Don’t be attached doesn’t mean withdraw from love, hope, from what you care or cared about. Particularly not withdrawing from the part of you that hurts. Not being attached is to draw closer to the hurt parts, abandoned parts, wounded parts. Not being attached is separating your self from the *story*, situations, to change the focus from the situation to the wounds to learn from them what you need to, to take time to transform into a newer version of yourself that has yet to be embraced and has navigated billions of hurts and disappointments, sometimes flat out rejections and absolute betrayals and abandonments, some that go very deep. The deep wound can cause even the lightest slights to feel exaggerated. We become sensitive to how the wind is blowing. We haven’t embraced our pain fully enough to heal. Everything that brings that pain to the surface or creates those feelings, it is a chance to embrace the wounded part, look at it, reason through, let others off the hook for a time, look at yourself, the wound, be alone with yourself, giving yourself time to heal. Otherwise, we might not sense when we are in relationships with people that abandon, hurt, reject – – because we haven’t yet developed a healthy one with the wounds we carry – using that as proof over and again that we are not worthy of more or pursue it, or even how…where.

Detachment is a short term method to make space to see yourself differently, to tend to your wounds properly, to love yourself rightly, to see things thorough and to come to terms once and for all – help yourself, gently, so we can evolve beyond the wounds.

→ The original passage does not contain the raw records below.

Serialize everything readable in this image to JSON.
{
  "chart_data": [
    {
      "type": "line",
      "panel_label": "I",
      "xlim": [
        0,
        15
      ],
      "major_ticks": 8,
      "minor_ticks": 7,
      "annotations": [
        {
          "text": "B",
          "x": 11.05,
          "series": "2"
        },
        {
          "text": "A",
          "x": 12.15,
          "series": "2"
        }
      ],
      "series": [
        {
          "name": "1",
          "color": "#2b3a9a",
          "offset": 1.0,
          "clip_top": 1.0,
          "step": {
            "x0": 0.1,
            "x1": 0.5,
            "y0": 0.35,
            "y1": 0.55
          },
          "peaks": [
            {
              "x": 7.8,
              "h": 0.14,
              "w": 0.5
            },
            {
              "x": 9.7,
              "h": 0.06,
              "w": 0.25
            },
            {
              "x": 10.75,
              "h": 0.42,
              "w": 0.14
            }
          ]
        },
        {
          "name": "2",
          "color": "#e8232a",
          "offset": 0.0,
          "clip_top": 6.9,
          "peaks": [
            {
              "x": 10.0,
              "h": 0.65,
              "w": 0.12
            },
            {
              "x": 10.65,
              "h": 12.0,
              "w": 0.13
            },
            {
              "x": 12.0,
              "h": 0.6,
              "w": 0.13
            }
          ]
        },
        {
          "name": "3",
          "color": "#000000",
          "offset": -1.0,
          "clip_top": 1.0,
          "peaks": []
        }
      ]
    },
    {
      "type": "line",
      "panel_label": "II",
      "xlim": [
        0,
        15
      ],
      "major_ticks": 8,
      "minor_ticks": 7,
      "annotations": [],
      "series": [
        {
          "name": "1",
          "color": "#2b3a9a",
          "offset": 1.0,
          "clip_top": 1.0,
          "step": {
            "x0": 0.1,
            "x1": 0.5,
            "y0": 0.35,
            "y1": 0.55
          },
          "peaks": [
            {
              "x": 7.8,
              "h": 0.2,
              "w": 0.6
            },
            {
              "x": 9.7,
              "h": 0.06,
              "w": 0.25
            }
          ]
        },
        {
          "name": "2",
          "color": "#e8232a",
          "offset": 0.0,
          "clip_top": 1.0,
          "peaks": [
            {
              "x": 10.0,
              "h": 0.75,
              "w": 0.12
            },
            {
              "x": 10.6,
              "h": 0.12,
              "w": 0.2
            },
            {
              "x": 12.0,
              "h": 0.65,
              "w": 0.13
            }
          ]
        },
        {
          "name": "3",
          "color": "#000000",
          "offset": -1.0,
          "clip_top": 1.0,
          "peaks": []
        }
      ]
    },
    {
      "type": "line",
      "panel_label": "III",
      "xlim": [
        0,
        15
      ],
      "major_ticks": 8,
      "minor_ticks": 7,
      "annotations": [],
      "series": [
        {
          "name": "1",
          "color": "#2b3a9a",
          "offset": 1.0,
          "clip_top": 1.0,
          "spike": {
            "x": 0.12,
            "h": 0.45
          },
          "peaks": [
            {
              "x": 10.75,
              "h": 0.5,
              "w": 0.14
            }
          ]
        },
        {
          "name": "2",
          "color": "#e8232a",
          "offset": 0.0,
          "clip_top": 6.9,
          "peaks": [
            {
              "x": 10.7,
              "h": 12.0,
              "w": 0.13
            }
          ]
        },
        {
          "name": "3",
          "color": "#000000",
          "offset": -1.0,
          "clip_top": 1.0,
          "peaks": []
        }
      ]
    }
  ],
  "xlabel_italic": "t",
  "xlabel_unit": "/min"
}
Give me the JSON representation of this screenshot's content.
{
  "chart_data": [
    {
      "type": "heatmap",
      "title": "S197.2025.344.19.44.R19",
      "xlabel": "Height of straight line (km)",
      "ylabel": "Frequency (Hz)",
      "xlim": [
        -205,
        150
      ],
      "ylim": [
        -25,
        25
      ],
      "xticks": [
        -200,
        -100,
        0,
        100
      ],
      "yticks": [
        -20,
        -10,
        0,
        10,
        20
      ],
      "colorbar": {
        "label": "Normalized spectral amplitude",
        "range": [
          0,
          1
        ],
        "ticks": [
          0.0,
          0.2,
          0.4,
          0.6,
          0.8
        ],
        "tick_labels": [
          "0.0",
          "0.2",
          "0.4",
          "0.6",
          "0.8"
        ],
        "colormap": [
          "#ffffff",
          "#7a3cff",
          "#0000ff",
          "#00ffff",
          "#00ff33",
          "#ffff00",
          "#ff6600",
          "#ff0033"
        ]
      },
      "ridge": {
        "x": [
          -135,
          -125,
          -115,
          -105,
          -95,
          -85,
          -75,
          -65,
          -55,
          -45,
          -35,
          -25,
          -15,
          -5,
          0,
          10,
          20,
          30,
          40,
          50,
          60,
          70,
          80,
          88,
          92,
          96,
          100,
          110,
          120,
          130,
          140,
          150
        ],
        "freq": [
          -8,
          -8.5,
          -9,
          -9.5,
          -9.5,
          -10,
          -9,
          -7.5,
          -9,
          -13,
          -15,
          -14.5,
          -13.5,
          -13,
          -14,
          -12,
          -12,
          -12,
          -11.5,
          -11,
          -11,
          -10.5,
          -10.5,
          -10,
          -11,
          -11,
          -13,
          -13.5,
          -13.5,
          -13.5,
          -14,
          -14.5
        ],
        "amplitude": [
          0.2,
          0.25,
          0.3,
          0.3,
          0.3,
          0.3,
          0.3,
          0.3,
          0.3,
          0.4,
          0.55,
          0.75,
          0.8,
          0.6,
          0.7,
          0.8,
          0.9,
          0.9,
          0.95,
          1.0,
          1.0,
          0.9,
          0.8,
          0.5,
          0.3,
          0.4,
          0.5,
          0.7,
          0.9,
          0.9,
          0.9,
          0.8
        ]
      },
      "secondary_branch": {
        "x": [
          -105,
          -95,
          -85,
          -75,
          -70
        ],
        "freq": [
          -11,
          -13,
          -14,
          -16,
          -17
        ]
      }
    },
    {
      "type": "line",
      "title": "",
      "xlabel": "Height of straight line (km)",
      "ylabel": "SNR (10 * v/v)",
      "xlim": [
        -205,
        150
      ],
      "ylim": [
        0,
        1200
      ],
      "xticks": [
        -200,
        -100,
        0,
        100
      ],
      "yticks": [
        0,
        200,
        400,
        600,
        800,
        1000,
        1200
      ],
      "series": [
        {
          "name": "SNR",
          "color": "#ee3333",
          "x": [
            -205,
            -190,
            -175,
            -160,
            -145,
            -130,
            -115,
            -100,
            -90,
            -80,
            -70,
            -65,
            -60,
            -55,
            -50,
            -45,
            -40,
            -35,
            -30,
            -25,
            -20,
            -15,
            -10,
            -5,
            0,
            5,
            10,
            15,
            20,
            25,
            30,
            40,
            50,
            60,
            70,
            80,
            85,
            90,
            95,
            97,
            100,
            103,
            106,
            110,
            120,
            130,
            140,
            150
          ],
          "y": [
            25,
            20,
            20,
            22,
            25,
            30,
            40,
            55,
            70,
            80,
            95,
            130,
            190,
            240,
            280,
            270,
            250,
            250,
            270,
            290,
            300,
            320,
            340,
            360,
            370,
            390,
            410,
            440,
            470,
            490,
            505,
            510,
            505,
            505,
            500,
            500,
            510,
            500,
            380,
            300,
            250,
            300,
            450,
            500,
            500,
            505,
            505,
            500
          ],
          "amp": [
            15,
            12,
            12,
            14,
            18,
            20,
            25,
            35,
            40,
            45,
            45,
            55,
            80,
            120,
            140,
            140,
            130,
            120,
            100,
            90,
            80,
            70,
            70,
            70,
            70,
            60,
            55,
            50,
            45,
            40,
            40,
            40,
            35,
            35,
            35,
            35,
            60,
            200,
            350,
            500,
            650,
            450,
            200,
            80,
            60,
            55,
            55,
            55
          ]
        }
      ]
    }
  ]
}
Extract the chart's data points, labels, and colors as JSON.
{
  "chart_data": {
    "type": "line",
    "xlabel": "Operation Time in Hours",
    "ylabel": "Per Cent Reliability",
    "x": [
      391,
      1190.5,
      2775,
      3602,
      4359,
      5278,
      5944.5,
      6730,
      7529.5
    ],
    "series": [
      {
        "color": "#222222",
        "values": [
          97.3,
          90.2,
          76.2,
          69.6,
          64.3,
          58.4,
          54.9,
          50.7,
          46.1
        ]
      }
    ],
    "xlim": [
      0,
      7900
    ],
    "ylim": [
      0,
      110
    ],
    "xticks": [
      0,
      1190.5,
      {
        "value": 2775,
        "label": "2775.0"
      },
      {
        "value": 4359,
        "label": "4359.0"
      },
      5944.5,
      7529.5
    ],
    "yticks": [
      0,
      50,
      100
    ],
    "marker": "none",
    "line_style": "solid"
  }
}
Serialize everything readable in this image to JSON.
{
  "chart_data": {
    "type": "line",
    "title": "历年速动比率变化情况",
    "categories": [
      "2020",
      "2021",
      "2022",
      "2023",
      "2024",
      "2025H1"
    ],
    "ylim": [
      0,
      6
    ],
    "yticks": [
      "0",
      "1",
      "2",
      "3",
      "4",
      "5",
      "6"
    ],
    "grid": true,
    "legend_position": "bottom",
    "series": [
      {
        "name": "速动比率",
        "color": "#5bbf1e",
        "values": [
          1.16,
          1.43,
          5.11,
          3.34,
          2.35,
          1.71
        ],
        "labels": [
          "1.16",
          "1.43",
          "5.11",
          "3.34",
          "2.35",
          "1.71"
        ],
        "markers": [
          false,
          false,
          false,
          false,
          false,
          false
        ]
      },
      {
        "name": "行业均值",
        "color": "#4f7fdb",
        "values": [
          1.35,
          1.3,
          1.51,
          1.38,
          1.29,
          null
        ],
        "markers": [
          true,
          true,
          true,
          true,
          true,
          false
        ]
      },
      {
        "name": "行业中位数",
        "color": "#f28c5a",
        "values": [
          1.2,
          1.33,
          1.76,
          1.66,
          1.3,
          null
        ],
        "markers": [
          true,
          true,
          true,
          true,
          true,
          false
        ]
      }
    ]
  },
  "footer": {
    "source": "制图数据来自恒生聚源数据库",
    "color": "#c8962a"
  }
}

**I do also consider there possibly being a radical process to detachment. A leap – as if off a cliff into a void, another world – where if you could do it – as if die to what you are – you would open to a world you had no idea is there, that you have only been seeing your thoughts and hardly reflecting anything at all but those thoughts – not reality. I imagine a Remembering, a rejoining with something exciting and pure. Personally, I find the idea and concept curious, the thought intriguing, and at times dwell on getting beyond idea and thoughts and wonder if there is another world..maybe a real world, reflected from a free conscience, a surprise, beyond *your* mind.

She ends it with this advice – Think about that then turn and say something silly and reveal your human flaws and personal prejudices. Even though your mind is there, inching in miles toward a leap.